Nefertum, the God of Perfume, was also the God of Healing. In the 1870s the Ebers Papyrus was found, a scroll that detailed the medical practices of the Egyptians. It also contained 700 herbal medicine recipes using botanical ingredients. It detailed the ancient Egyptians achievements in bone-setting, dentistry, mental illness and the workings of the heart. Mohamed was excited to tell is about the first birth control method “using crocodile dung and cactus juice which repels the sperm,” (and maybe the man too? I wondered) and the first pregnancy test where “a woman urinates on barley or wheat and if it sprouts in a week - she is pregnant.”

In addition to the perfumeries, there were also many Papyrus stores. Papyrus originated in Egypt, a thick paper-like substrate used for writings and drawings. Pages bound together were called ‘scrolls’ - basically the first books. The paper was made from the papyrus plants found along the Nile, and it was also used to make baskets, sandals, ropes and even boats.

Luxor Museum

The Luxor Museum was quite a contrast to the Egyptian Museum in Cairo. Its housed in a modern building designed by a local architect, and an effort was made to acquire local, high quality artifacts and display them in spacious, uncluttered exhibits.

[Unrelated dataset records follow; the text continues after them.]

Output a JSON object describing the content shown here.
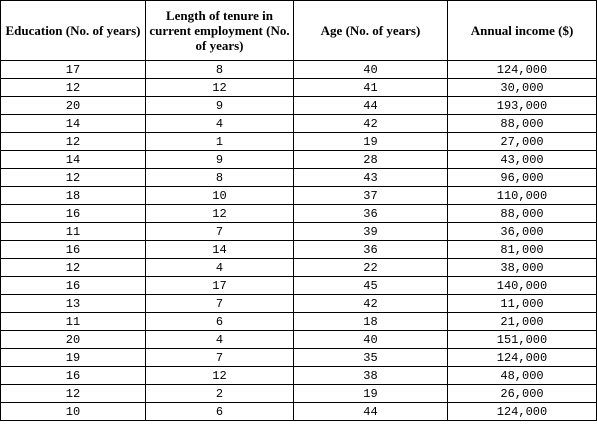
{
  "table": {
    "headers": [
      "Education (No. of years)",
      "Length of tenure in current employment (No. of years)",
      "Age (No. of years)",
      "Annual income ($)"
    ],
    "rows": [
      [
        "17",
        "8",
        "40",
        "124,000"
      ],
      [
        "12",
        "12",
        "41",
        "30,000"
      ],
      [
        "20",
        "9",
        "44",
        "193,000"
      ],
      [
        "14",
        "4",
        "42",
        "88,000"
      ],
      [
        "12",
        "1",
        "19",
        "27,000"
      ],
      [
        "14",
        "9",
        "28",
        "43,000"
      ],
      [
        "12",
        "8",
        "43",
        "96,000"
      ],
      [
        "18",
        "10",
        "37",
        "110,000"
      ],
      [
        "16",
        "12",
        "36",
        "88,000"
      ],
      [
        "11",
        "7",
        "39",
        "36,000"
      ],
      [
        "16",
        "14",
        "36",
        "81,000"
      ],
      [
        "12",
        "4",
        "22",
        "38,000"
      ],
      [
        "16",
        "17",
        "45",
        "140,000"
      ],
      [
        "13",
        "7",
        "42",
        "11,000"
      ],
      [
        "11",
        "6",
        "18",
        "21,000"
      ],
      [
        "20",
        "4",
        "40",
        "151,000"
      ],
      [
        "19",
        "7",
        "35",
        "124,000"
      ],
      [
        "16",
        "12",
        "38",
        "48,000"
      ],
      [
        "12",
        "2",
        "19",
        "26,000"
      ],
      [
        "10",
        "6",
        "44",
        "124,000"
      ]
    ]
  }
}
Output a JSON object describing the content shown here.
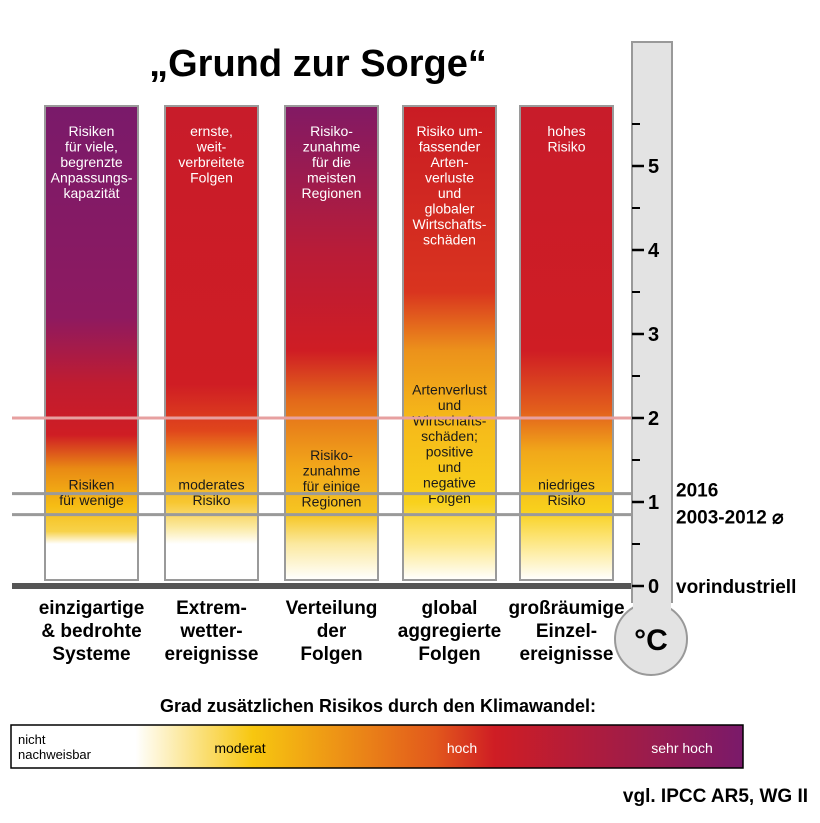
{
  "title": "„Grund zur Sorge“",
  "unit_symbol": "°C",
  "chart_data": {
    "type": "bar",
    "ylim": [
      0,
      6
    ],
    "y_ticks": [
      "0",
      "1",
      "2",
      "3",
      "4",
      "5"
    ],
    "categories": [
      {
        "label": [
          "einzigartige",
          "& bedrohte",
          "Systeme"
        ],
        "gradient": [
          {
            "t": 0.5,
            "color": "#ffffff"
          },
          {
            "t": 0.65,
            "color": "#f7d24a"
          },
          {
            "t": 0.95,
            "color": "#f6bd14"
          },
          {
            "t": 1.4,
            "color": "#e98a14"
          },
          {
            "t": 1.8,
            "color": "#cf1d24"
          },
          {
            "t": 2.4,
            "color": "#c01c30"
          },
          {
            "t": 3.2,
            "color": "#8e1a60"
          },
          {
            "t": 5.7,
            "color": "#7a1a6a"
          }
        ],
        "annotations": [
          {
            "y": 5.36,
            "lines": [
              "Risiken",
              "für viele,",
              "begrenzte",
              "Anpassungs-",
              "kapazität"
            ],
            "dark": false
          },
          {
            "y": 1.15,
            "lines": [
              "Risiken",
              "für wenige"
            ],
            "dark": true
          }
        ]
      },
      {
        "label": [
          "Extrem-",
          "wetter-",
          "ereignisse"
        ],
        "gradient": [
          {
            "t": 0.5,
            "color": "#ffffff"
          },
          {
            "t": 0.7,
            "color": "#fbe9a0"
          },
          {
            "t": 1.0,
            "color": "#f7c630"
          },
          {
            "t": 1.45,
            "color": "#f0a21a"
          },
          {
            "t": 1.85,
            "color": "#e0461c"
          },
          {
            "t": 2.4,
            "color": "#cf1d24"
          },
          {
            "t": 5.7,
            "color": "#c81c2a"
          }
        ],
        "annotations": [
          {
            "y": 5.36,
            "lines": [
              "ernste,",
              "weit-",
              "verbreitete",
              "Folgen"
            ],
            "dark": false
          },
          {
            "y": 1.15,
            "lines": [
              "moderates",
              "Risiko"
            ],
            "dark": true
          }
        ]
      },
      {
        "label": [
          "Verteilung",
          "der",
          "Folgen"
        ],
        "gradient": [
          {
            "t": 0.5,
            "color": "#fbe9a0"
          },
          {
            "t": 0.85,
            "color": "#f6c622"
          },
          {
            "t": 1.4,
            "color": "#f2a81a"
          },
          {
            "t": 2.2,
            "color": "#e36a1a"
          },
          {
            "t": 2.8,
            "color": "#cf1d24"
          },
          {
            "t": 4.0,
            "color": "#b81c38"
          },
          {
            "t": 5.7,
            "color": "#821a64"
          }
        ],
        "annotations": [
          {
            "y": 5.36,
            "lines": [
              "Risiko-",
              "zunahme",
              "für die",
              "meisten",
              "Regionen"
            ],
            "dark": false
          },
          {
            "y": 1.5,
            "lines": [
              "Risiko-",
              "zunahme",
              "für einige",
              "Regionen"
            ],
            "dark": true
          }
        ]
      },
      {
        "label": [
          "global",
          "aggregierte",
          "Folgen"
        ],
        "gradient": [
          {
            "t": 0.5,
            "color": "#fde88a"
          },
          {
            "t": 1.0,
            "color": "#f8d11c"
          },
          {
            "t": 2.0,
            "color": "#f5b819"
          },
          {
            "t": 2.8,
            "color": "#ec921b"
          },
          {
            "t": 3.5,
            "color": "#d9341f"
          },
          {
            "t": 5.7,
            "color": "#c91c24"
          }
        ],
        "annotations": [
          {
            "y": 5.36,
            "lines": [
              "Risiko um-",
              "fassender",
              "Arten-",
              "verluste",
              "und",
              "globaler",
              "Wirtschafts-",
              "schäden"
            ],
            "dark": false
          },
          {
            "y": 2.28,
            "lines": [
              "Artenverlust",
              "und",
              "Wirtschafts-",
              "schäden;",
              "positive",
              "und",
              "negative",
              "Folgen"
            ],
            "dark": true
          }
        ]
      },
      {
        "label": [
          "großräumige",
          "Einzel-",
          "ereignisse"
        ],
        "gradient": [
          {
            "t": 0.5,
            "color": "#fde88a"
          },
          {
            "t": 0.9,
            "color": "#f8d01c"
          },
          {
            "t": 1.6,
            "color": "#f1a81a"
          },
          {
            "t": 2.1,
            "color": "#e25e1c"
          },
          {
            "t": 2.8,
            "color": "#cf1d24"
          },
          {
            "t": 5.7,
            "color": "#c81c2a"
          }
        ],
        "annotations": [
          {
            "y": 5.36,
            "lines": [
              "hohes",
              "Risiko"
            ],
            "dark": false
          },
          {
            "y": 1.15,
            "lines": [
              "niedriges",
              "Risiko"
            ],
            "dark": true
          }
        ]
      }
    ],
    "reference_lines": [
      {
        "value": 2,
        "label": "",
        "color": "#e7a0a0"
      },
      {
        "value": 1.1,
        "label": "2016",
        "color": "#9a9a9a"
      },
      {
        "value": 0.85,
        "label": "2003-2012 ⌀",
        "color": "#9a9a9a"
      },
      {
        "value": 0,
        "label": "vorindustriell",
        "color": "#555555"
      }
    ],
    "legend": {
      "title": "Grad zusätzlichen Risikos durch den Klimawandel:",
      "items": [
        "nicht nachweisbar",
        "moderat",
        "hoch",
        "sehr hoch"
      ],
      "not_detectable": [
        "nicht",
        "nachweisbar"
      ],
      "colors": [
        "#ffffff",
        "#f7c710",
        "#cf1d24",
        "#7a1a6a"
      ]
    }
  },
  "source": "vgl. IPCC AR5, WG II"
}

Examples of the Cartouche, hieroglyphic signatures inside of the ovals.

Examples of the Cartouche, hieroglyphic signatures inside of the ovals.

Sobek + Amenthop III

Sobek + Amenthop III

King Akhenaton with ‘God-like’ muscles

King Akhenaton with ‘God-like’ muscles

Many of the sculptures were found in the nearby Luxor and Karnak Temples. Mohamed tried to be subtle, “Each body part had a specialist to carve it. Since Kings were considered Gods, they wanted no imperfections - only god-like muscles. So the body parts were made large, even if they were small.”

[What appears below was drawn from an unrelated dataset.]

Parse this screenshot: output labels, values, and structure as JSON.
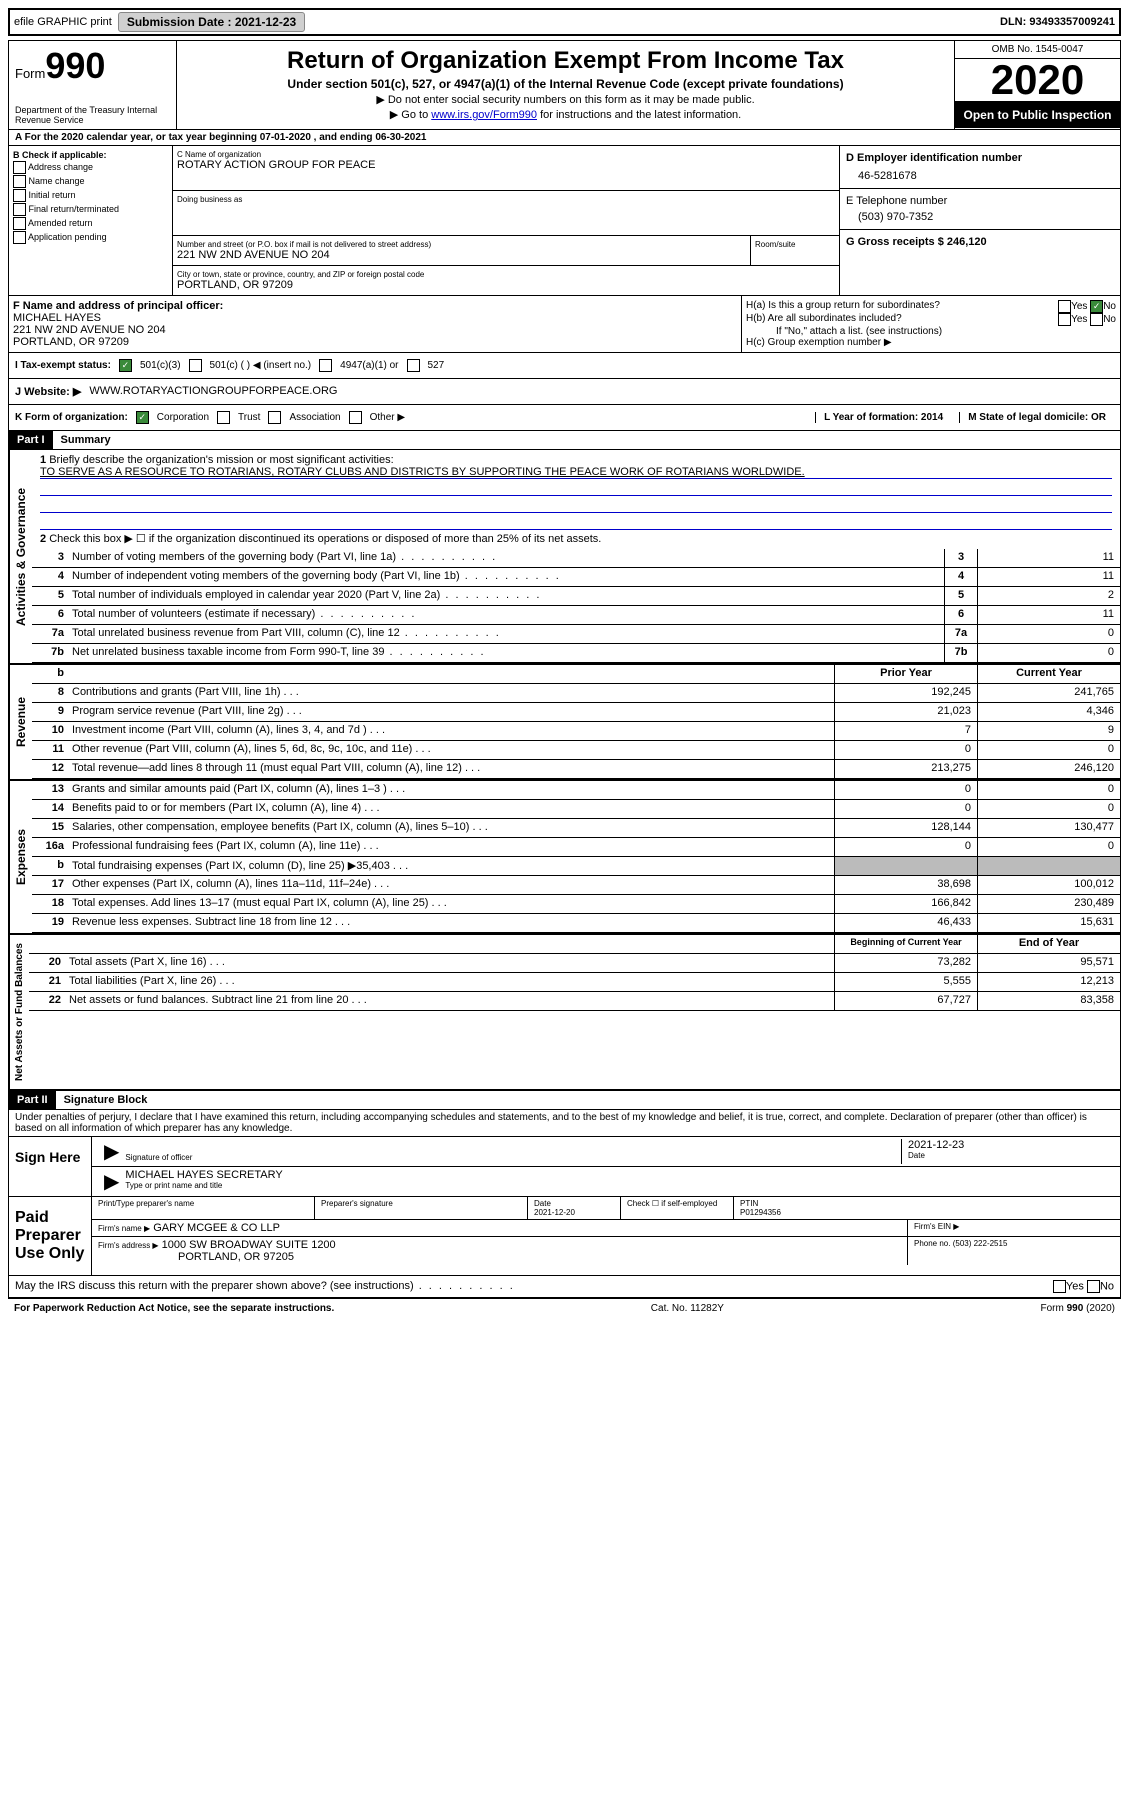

My favorite piece, an alabaster sphinx with a double crown. Mohamed says the double crown looks like ‘champagne in a bucket.’

My favorite piece, an alabaster sphinx with a double crown. Mohamed says the double crown looks like ‘champagne in a bucket.’

In their preparation for the afterlife, the Kings, Queens and Nobles left behind evidence of their life, rituals, and belief systems inside their tombs. With these images and writings they unknowingly gave us a glimpse into their world. It was remarkable to see how well-preserved it all is, especially after thousands of years.

I will miss young Mohameds’ efforts to modernize the history of the ancients with his references to ‘The Fight Club’ and ‘bling,’ bulimia and bellydancers, and his descriptions of their birth control and pregnancy rituals. I doubt the Egyptologists on the next part of our journey will be as colorful.